On July 2013 David Clapson, a 59 year old diabetic, died, in the words of his sister published in The Guardian, “penniless and alone” because the state department ultimately responsible for his welfare allowed him to fall through the gaps. Two days later, a child was born who will live out its life in a level of state-funded comfort unimaginable to most. While the first of these two events made some front-page headlines, the second was the subject of an extended media frenzy which made plain the fawning, obsequious nature of the British executive class.
These events, both repulsive in their own way, serve to illustrate the reason why the steadily-increasing gap in economic equality elicits little more from the chattering classes – from us – than an indignant sigh. To lament the passing of the man, and then celebrate the arrival of the boy, is to cry out in rage at a hacking cough, and then light another cigarette. And yet we continue to engage in this sort of abject hypocrisy because we live in a society inured to injustice; a society with injustice at its core.
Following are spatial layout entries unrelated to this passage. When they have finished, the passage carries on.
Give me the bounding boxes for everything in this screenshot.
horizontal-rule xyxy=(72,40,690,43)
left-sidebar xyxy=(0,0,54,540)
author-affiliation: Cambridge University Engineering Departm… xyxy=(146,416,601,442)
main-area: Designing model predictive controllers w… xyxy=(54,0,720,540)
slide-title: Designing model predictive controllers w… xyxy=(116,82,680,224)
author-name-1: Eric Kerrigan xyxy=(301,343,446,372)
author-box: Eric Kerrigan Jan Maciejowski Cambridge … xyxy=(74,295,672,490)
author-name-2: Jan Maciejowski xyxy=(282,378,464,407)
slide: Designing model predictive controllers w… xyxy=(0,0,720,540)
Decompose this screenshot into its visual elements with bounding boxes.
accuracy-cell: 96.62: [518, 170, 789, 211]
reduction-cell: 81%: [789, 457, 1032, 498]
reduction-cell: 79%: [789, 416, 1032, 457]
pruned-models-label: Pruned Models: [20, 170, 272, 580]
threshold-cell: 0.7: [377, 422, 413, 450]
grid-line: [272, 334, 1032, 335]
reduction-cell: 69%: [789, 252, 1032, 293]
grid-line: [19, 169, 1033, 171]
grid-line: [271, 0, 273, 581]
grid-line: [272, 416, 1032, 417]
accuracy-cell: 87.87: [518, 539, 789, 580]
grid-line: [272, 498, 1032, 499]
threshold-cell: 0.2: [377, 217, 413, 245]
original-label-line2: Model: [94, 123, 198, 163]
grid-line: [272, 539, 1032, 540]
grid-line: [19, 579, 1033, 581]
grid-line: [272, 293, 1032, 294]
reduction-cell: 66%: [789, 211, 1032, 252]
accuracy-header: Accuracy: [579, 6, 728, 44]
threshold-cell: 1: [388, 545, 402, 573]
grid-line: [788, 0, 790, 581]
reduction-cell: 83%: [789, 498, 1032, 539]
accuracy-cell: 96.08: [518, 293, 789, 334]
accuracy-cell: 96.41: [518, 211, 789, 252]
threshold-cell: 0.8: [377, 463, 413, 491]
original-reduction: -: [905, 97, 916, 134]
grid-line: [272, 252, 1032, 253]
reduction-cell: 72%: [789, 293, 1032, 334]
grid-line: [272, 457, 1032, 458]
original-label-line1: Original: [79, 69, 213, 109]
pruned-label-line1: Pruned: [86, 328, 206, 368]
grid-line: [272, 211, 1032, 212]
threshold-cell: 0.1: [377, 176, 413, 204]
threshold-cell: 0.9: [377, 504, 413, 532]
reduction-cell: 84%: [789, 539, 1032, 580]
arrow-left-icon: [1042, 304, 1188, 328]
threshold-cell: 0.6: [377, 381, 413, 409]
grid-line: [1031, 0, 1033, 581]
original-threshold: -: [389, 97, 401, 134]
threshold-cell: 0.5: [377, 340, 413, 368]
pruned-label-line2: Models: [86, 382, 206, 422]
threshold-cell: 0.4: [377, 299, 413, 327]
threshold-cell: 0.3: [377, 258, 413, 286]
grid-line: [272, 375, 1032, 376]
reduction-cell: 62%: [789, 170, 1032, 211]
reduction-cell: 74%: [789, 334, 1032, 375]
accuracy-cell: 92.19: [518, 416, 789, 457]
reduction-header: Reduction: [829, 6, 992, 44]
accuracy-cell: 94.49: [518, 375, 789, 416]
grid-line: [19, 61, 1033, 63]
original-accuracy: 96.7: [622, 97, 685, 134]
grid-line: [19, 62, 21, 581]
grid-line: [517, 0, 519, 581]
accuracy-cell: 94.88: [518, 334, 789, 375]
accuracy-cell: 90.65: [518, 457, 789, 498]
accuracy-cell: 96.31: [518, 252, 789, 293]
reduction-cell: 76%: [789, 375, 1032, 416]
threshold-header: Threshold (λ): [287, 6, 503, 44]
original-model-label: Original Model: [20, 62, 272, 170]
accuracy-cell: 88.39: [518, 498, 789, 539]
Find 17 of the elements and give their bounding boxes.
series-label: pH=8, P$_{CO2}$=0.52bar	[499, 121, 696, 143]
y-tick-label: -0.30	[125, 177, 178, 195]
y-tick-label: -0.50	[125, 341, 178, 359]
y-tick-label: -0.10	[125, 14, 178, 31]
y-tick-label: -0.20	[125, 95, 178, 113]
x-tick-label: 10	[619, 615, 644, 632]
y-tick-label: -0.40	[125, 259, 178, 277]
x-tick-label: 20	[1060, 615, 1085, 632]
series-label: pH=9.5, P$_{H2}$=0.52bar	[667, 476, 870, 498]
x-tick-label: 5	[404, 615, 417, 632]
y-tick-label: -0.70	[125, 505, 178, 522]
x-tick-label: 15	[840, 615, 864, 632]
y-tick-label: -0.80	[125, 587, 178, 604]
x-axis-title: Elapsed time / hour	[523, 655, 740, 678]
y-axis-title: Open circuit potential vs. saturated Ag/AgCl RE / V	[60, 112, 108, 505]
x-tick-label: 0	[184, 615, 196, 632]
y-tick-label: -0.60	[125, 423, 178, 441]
Exposure to facts and figures, like those recently released by the Social Market Foundation showing that since the recession the rich have grown 64 per cent richer, and the poor 57 per cent poorer, does next to nothing in a society pre-conditioned to a belief in the permanence of overt social stratification. Though it may be a stereotype that we Brits are class-obsessed, the positive joy most take in implicitly asserting that a social group are ‘better’ than ourselves, are more deserving, by virtue of vacuous tradition, exposes the raw truth at the heart of it. So long as we accept that some are entitled to riches, we condemn others to a penury that sophisms can make appear natural.
And yet, despite this always having been the case, great strides were once made in ensuring a greater degree of equity for all. The experience of the war brought different strata of society into a contact with one another that no amount of data or so-called ‘human-interest’ stories could ever hope to achieve, and manifested itself in a post-war social-democratic consensus unbroken until the arrival of the 80s. Since then, the relentless focus on the individual-as-consumer has led to self-interested behaviour being not merely tolerated, but rewarded, and an atomisation of society without historical precedent.
Figures do nothing for us. They are but so many nails in the coffin of our long-since atrophied social conscience. Instead, we must self-consciously step outside our comfort zone, and rebuild cross-class interpersonal relationships worthy of the name. It is far more difficult to swallow the inequalities in our society when staring into the amiable eyes of a man who must choose between heating his home or feeding himself. Still more so when listening to one without the luxury of so much as a bed. We are all too accustomed to walking past the man shivering in the street, offering him at most a few spare coins, a cigarette, a sandwich. Would we do as little if he were our friend? Above all we must fight hypocrisy, and finally shake off our infantile attachment to an archaic institution symbolic of nothing but the backwardness of our state. Then and only then will we be able to approach all others as what they are; as equals.